I have a great fondness for my homeland and its features, an affection that is more pronounced when it is on the other side of the world. These works investigate this relationship to the land and its particular connection to New Zealanders. One day as I was leaving Art School in suburban Wimbledon I heard what I was sure was the sounds of a Kapa Haka group. It was strange and delightful to hear such familiar sounds echoing through the streets of this very distant land. So I followed the sound to a nearby school to see the group performing to a audience of enthralled (and slightly afraid!) local children. The sound was bold, loud and beautiful. Never have I felt such connection to Maori language and culture. I have no Maori ancestry and yet it is a distinctive part of my culture. All New Zealanders are familiar with Maori culture, mythology and attitudes toward the land. The land itself is part of a story and mountains are characters who love, get jealous and grieve. The land was fought over in many bloody battles that still remain contentious. Working the land and surviving it's wilderness is something nearly all Kiwis can identify with through direct experience. We have a beautiful land we are very proud of, we respect its power and appreciate its bounty. Toku Ipukarea means “my own homeland” and aptly sums up my feelings of identity and rejuvenation when I am immersed in these places. This body of work began as a brief respite from the highly detailed, heavily conceptual work I was doing for a period of about four years. It felt like an indulgent holiday, brief and fun, but not the focus of my time. I painted four small paintings of places I knew well that had strong geographical features with a great deal of emotional potency to me personally. I painted with a bold vigour appropriate to the subject, a sketchy, lively manner that allowed the paint to revel in its properties rather than be dictated to. I painted them with thoughts of friends and family, knowing they shared my sentiments about these places and would appreciate the sense of connection to the land. I was also asked by a friend to make a painting of a special, significant place for him, so that he could be reminded of that place and how healing it was for him in difficult times.

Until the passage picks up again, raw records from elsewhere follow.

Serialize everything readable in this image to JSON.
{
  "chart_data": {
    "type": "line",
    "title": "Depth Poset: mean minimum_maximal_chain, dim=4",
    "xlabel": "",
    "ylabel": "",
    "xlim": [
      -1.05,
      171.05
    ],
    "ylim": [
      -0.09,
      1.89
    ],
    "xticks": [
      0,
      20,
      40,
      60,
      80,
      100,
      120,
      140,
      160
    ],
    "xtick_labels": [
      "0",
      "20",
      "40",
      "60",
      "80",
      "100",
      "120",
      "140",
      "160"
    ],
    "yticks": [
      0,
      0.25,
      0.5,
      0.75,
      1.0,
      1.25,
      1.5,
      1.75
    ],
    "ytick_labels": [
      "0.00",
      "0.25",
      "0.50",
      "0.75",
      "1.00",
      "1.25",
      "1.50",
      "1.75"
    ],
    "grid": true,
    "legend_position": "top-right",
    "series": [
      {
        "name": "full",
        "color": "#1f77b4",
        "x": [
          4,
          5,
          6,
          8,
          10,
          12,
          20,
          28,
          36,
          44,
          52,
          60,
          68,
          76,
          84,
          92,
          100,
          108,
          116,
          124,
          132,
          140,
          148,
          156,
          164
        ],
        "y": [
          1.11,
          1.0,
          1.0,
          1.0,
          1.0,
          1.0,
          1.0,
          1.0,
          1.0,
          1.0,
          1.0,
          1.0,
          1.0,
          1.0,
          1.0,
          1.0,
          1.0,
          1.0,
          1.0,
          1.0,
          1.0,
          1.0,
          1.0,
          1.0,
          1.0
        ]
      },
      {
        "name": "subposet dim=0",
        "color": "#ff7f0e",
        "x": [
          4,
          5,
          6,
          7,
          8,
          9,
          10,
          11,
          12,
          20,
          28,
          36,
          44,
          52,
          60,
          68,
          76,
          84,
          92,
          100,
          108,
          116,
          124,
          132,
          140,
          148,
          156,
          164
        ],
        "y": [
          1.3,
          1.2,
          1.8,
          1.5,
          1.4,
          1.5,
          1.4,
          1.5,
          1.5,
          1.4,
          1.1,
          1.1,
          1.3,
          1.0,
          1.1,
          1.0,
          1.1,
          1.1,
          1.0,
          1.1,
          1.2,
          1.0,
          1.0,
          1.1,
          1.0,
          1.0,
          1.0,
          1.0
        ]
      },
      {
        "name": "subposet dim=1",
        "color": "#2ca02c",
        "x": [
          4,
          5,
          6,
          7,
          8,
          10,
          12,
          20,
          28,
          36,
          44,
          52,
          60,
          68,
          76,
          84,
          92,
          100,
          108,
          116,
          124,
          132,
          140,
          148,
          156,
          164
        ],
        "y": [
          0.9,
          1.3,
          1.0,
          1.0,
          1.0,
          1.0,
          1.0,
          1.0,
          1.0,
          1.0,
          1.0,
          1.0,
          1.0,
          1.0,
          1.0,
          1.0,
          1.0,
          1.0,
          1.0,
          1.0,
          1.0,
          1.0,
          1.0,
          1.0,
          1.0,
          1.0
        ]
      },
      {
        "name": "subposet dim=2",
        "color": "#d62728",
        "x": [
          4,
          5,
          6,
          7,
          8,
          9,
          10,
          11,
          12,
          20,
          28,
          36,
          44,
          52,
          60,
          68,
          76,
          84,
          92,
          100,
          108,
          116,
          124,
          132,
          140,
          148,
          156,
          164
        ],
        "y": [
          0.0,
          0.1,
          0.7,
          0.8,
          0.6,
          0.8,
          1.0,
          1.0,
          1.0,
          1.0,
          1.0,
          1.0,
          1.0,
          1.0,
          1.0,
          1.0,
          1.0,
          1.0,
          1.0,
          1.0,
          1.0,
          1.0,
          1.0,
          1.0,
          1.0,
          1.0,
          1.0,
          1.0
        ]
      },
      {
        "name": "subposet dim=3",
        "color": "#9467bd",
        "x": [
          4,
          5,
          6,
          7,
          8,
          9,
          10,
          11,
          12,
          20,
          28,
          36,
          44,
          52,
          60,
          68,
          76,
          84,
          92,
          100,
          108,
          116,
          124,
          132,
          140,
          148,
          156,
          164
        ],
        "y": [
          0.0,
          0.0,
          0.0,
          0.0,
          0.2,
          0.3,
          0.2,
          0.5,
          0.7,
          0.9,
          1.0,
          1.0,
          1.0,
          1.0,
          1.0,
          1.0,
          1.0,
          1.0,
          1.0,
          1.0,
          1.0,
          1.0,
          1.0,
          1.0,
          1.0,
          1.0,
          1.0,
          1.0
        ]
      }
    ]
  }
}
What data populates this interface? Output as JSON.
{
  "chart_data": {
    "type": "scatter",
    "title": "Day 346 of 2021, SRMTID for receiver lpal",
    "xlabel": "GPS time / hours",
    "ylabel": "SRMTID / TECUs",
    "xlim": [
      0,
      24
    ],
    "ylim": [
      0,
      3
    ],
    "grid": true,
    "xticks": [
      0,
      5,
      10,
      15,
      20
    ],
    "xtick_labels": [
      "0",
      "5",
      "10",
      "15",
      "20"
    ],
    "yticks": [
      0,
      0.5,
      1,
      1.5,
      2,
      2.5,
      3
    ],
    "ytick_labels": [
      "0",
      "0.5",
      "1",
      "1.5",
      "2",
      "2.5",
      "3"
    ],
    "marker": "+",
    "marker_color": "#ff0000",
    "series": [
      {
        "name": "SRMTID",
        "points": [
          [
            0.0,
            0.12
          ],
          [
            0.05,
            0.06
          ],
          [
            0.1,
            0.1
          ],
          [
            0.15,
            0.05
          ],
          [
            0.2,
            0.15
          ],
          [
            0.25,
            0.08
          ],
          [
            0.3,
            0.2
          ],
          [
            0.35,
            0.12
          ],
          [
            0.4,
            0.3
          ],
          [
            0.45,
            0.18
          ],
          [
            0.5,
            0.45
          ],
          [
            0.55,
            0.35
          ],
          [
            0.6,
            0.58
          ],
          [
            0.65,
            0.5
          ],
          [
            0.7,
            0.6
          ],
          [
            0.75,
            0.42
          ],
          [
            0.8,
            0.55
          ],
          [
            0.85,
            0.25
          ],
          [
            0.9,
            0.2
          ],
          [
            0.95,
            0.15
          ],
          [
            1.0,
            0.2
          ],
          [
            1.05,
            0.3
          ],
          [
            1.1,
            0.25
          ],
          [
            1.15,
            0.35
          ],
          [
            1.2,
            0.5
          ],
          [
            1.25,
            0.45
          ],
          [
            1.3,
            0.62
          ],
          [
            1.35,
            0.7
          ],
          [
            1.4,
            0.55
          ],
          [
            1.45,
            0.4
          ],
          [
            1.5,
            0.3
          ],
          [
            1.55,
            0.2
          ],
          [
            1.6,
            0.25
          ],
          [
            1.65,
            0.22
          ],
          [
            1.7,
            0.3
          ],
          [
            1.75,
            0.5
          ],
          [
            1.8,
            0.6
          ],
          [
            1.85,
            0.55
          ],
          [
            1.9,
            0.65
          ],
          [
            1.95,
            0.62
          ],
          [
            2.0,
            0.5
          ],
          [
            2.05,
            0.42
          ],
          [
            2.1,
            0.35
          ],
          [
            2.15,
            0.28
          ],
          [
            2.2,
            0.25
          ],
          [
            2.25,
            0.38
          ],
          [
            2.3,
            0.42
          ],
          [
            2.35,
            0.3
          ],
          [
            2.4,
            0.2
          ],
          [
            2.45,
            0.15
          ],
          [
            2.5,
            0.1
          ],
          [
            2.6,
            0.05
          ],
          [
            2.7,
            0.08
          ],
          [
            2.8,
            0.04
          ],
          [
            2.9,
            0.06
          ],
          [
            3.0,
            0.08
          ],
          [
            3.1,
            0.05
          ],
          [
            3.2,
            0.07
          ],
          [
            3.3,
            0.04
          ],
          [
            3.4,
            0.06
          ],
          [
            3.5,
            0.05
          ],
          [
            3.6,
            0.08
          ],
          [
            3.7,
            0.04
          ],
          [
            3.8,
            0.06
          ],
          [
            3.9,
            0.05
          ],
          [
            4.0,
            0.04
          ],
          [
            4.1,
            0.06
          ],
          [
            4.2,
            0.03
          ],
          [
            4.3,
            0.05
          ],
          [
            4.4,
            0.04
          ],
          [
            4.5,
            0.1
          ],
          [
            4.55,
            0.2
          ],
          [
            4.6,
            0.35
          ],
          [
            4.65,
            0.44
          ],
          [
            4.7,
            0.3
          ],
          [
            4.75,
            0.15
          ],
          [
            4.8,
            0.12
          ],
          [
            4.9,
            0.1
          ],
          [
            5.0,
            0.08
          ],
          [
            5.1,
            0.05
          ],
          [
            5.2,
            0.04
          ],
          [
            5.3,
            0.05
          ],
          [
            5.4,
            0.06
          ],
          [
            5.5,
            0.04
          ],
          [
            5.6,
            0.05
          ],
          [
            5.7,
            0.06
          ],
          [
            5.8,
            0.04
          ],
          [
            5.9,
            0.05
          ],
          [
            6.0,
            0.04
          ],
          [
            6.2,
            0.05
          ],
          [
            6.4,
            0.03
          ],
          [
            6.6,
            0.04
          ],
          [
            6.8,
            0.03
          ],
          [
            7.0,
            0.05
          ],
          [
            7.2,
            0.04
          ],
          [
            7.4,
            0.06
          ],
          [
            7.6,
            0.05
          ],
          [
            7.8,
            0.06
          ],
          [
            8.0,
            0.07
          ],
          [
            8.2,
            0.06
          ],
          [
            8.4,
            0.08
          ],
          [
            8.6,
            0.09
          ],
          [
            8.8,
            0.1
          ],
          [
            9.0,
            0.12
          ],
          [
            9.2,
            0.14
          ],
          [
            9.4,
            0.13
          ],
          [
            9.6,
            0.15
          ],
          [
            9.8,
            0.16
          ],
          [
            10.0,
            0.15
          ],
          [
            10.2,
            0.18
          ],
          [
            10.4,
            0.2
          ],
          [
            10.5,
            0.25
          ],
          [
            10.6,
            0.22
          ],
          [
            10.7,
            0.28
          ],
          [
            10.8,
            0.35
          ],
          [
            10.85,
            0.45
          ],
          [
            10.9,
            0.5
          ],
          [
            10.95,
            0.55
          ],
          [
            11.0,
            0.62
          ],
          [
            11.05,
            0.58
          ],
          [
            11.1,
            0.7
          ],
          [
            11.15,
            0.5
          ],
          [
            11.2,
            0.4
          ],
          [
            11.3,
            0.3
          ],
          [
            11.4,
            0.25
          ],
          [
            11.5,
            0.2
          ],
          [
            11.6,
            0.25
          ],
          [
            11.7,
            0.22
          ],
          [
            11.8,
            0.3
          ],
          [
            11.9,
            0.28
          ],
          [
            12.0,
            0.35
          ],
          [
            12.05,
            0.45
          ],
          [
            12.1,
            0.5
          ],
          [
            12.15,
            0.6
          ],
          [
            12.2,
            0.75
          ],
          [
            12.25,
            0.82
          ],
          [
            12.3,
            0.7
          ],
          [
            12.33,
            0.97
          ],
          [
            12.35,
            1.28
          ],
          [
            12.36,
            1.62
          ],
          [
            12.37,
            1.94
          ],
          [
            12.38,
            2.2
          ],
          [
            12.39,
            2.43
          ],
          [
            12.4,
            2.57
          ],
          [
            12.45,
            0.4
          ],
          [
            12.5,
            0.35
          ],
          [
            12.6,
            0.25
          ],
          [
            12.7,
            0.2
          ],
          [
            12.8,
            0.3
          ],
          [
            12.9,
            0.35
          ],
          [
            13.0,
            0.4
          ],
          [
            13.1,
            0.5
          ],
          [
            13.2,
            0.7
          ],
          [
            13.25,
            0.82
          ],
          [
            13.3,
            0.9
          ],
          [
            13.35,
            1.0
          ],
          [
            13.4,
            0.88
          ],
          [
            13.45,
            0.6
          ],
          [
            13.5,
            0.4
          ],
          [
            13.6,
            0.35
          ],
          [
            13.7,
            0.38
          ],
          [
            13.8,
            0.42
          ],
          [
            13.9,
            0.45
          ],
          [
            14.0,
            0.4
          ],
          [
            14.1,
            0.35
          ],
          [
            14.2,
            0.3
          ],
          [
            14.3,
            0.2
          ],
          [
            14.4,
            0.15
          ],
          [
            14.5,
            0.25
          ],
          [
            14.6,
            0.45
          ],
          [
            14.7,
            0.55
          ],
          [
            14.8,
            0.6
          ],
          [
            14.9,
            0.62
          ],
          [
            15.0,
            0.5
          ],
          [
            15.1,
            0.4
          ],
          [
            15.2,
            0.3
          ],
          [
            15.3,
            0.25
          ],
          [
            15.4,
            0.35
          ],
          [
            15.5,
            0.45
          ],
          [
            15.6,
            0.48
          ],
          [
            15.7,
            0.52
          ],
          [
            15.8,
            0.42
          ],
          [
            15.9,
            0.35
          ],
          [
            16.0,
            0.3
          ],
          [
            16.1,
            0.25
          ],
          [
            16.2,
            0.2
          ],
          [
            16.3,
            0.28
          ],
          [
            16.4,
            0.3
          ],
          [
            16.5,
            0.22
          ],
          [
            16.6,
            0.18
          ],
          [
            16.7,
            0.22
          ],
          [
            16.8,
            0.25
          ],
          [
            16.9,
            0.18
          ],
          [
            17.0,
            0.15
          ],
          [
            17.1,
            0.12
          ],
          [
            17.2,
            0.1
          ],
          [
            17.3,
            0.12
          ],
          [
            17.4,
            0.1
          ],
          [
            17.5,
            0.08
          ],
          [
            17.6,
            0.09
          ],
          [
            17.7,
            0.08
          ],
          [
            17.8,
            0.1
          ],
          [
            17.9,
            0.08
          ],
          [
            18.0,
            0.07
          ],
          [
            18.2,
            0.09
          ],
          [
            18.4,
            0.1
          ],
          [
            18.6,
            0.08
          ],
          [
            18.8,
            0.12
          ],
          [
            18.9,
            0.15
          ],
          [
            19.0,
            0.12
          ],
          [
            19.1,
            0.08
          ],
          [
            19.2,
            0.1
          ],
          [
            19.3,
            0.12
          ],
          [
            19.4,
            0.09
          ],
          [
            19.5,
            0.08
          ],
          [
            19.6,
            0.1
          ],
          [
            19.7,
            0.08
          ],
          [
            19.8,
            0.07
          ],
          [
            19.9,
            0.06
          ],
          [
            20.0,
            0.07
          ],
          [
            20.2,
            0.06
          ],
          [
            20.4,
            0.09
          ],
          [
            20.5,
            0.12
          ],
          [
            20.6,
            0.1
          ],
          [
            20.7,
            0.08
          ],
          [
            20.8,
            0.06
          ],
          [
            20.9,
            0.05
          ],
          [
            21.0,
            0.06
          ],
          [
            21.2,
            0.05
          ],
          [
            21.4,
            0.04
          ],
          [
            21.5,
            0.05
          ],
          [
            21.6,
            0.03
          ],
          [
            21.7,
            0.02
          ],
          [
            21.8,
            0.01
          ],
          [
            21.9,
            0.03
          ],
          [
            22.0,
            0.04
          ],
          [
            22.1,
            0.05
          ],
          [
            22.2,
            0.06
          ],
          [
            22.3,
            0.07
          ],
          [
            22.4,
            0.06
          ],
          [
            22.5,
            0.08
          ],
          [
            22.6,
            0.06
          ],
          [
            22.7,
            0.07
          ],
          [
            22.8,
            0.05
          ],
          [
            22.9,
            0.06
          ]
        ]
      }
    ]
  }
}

During this four year period I completed my masters in Fine Art at Wimbledon College of Art and with it a group of seven paintings that were my attempt to make serious art, although with a dose of irony and self parody. The work was well organised and carefully constructed but it struggled to know its own position. It was obviously an indulgence and celebration of painting but it also had a sarcastic, cynicism that wasn't entirely genuine. I learnt a great deal about myself and realised that as successful as the works were, I was playing by someone else's rules. I was trying too hard to fit in to the “Art World” and to find a place as a contemporary, critical artist. I was making work that was strategic and systematic, and not always about things I believed in. My understanding that successful, contemporary art needed to be sterile, academic and conceptually dominated, was beginning to crumble. So I began to develop a manifesto of sorts, some personal principles of what is important in my work. I decided to make work of subjects that I find visually interesting, personally potent and conceptually engaging. Work that aspires to give and celebrate life through the medium that appeals to me. I often felt slightly embarrassed by my affection for paint due to it's associations with redundant ideologies and sensuous frivolity that do not always walk well with philosophical discourse. But it was the magic and enchantment of paint that first captivated me, the way it can transport us to other worlds and enthrals us with its primary visuality. Some artists still speak of sincerity, integrity and the development of a personal visual language – I had believed such things to be outdated relics of modernist thought. These paintings express my desire for sincerity tempered with sensitivity. I want to engage an audience in a deep way about important images, ideas and issues; making art in ways that I love for people I care for.